Le laboratoire Analytika note aussi que la réglementation
européenne oblige les Etats à assumer l'élimination de ce
type de déchet non recyclable sur leur propre territoire,
pour éviter les risques lors du transport, et que Total a
déjoué la loi à trois reprises, puisque l'Erika avait déjà
effectué trois rotations exportant illégalement ces déchets.

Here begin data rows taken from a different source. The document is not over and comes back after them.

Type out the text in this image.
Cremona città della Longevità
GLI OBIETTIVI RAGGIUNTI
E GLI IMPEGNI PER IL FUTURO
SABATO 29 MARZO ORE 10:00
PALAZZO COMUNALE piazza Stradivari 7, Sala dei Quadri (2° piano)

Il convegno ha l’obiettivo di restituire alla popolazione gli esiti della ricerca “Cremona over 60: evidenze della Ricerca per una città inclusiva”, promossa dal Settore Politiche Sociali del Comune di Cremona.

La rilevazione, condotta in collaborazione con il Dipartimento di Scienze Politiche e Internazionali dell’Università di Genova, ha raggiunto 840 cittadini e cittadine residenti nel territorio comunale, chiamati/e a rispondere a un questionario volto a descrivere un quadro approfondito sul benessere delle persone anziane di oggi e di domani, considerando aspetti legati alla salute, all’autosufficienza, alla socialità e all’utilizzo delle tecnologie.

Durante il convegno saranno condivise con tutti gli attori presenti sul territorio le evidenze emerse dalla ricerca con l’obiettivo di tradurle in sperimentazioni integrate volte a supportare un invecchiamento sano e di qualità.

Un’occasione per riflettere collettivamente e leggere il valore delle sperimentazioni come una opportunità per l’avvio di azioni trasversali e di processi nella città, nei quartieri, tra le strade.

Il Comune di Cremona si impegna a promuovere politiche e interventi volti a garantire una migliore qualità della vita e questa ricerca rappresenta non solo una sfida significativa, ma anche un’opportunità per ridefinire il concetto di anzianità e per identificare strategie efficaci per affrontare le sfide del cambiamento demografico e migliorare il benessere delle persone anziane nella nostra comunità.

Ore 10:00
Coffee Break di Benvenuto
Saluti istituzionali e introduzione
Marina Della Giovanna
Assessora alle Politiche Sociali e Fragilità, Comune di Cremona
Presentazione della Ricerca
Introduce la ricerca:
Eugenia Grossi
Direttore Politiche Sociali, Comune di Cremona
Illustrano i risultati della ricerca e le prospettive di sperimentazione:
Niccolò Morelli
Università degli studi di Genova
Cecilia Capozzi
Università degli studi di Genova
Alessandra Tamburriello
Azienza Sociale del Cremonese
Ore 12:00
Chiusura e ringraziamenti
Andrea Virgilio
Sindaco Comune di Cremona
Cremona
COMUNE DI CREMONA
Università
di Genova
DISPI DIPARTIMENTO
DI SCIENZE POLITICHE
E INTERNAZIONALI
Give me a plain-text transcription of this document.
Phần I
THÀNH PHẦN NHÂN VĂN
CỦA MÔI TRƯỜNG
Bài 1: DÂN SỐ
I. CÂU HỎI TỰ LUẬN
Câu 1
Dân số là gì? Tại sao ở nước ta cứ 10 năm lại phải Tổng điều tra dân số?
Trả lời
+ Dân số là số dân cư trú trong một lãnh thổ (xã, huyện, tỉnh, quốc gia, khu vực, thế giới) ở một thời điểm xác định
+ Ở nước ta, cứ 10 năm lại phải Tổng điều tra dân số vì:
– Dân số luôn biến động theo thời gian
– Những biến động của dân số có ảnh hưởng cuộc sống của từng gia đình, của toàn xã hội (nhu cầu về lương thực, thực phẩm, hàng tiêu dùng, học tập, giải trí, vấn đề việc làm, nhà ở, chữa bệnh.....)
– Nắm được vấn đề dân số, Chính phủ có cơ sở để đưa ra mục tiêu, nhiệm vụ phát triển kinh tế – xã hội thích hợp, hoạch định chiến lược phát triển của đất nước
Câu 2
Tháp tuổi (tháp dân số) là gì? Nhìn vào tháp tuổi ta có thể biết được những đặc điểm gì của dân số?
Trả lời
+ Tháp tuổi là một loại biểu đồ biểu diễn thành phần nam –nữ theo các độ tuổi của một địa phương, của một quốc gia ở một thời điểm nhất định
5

A Nantes, le gouvernement réuni le 28 février a annoncé
des mesures ridicules face à une situation pourtant gravissime,
et surtout n'a rien imposé à TotalFina.
Une exigence s'impose: que le ramassage sur les côtes soit
assuré par des professionnels équipés et rémunérés, à la charge
du pétrolier; que Total soit condamné pour infraction à la
loi, et qu'une enquête indépendante soit conduite sur la nature
de la cargaison et sa destination finale prévue. Plus le temps
passe, plus cette catastrophe illustre un immense mépris,
au nom du profit maximum, de la vie des hommes, des femmes,
de l'environnement, et une immense complaisance du gouvernement
pour les intérêts du pétrolier français.